Part of learning how to introduce a new puppy to your dog is knowing they will need separate corners, temporarily at least. Allow the older dog to have its usual space and have a different area for your pup.

6. Treat Them As Individuals

Now that you have ticked the box for how to introduce two dogs, you must concentrate on treating them as separate entities. Whether your dog is a Yorkshire Terrier or from the same canine family as German Shorthaired Pointers, they’ll have their own, unique personality.

Allow your older dog to have its bed, food dish, and toys without forcing it to share with the puppy. The puppy must also have its own sleeping mattress, dish, and toys. This is about setting boundaries.

Since it’s the senior dog’s routine that has been disrupted, you must give it a bit more attention than normal. In fact, make your older dog feel like it’s the priority, while also being conscious not to neglect the little one.
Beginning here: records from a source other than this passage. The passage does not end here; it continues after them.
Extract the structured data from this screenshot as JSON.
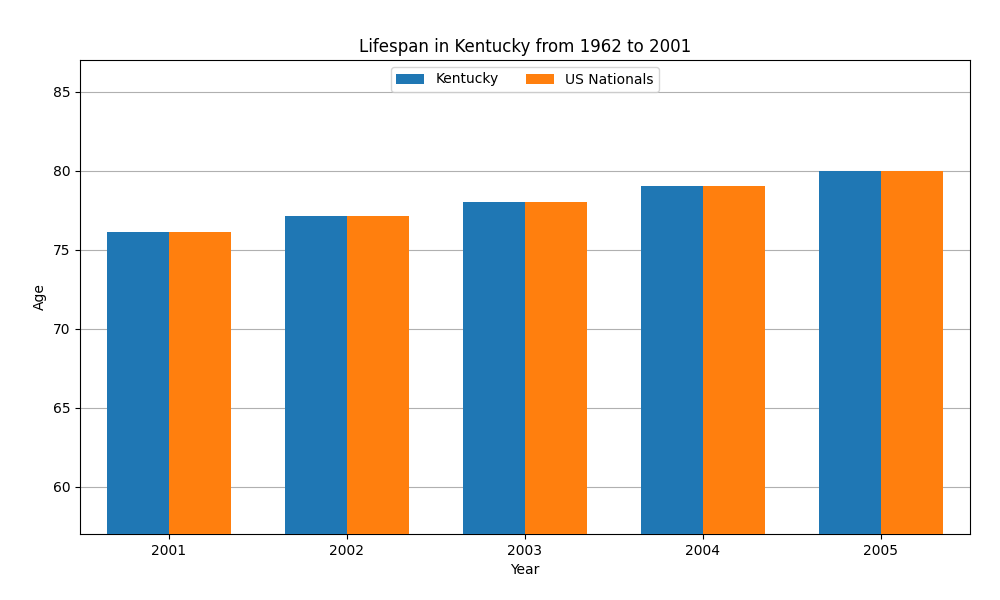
{
  "chart_data": {
    "type": "bar",
    "title": "Lifespan in Kentucky from 1962 to 2001",
    "x_label": "Year",
    "y_label": "Age",
    "categories": [
      "2001",
      "2002",
      "2003",
      "2004",
      "2005"
    ],
    "series": [
      {
        "name": "Kentucky",
        "values": [
          76.1,
          77.1,
          78.0,
          79.0,
          80.0
        ]
      },
      {
        "name": "US Nationals",
        "values": [
          76.1,
          77.1,
          78.0,
          79.0,
          80.0
        ]
      }
    ],
    "ylim": [
      57,
      87
    ],
    "yticks": [
      60,
      65,
      70,
      75,
      80,
      85
    ],
    "grid": true,
    "legend": "upper center"
  }
}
How to Introduce Dogs to Each Other Without Fuss

It may be difficult, but it is doable.

If you want to make it work, then you have to understand the basics of how to introduce a puppy to an older dog.

It’s mostly about understanding a dog’s behavior, based on breed and age. A senior dog will have its quirks while the puppy is still adaptable. When their personalities clash and it’s too much for you to handle, call a professional to help you out.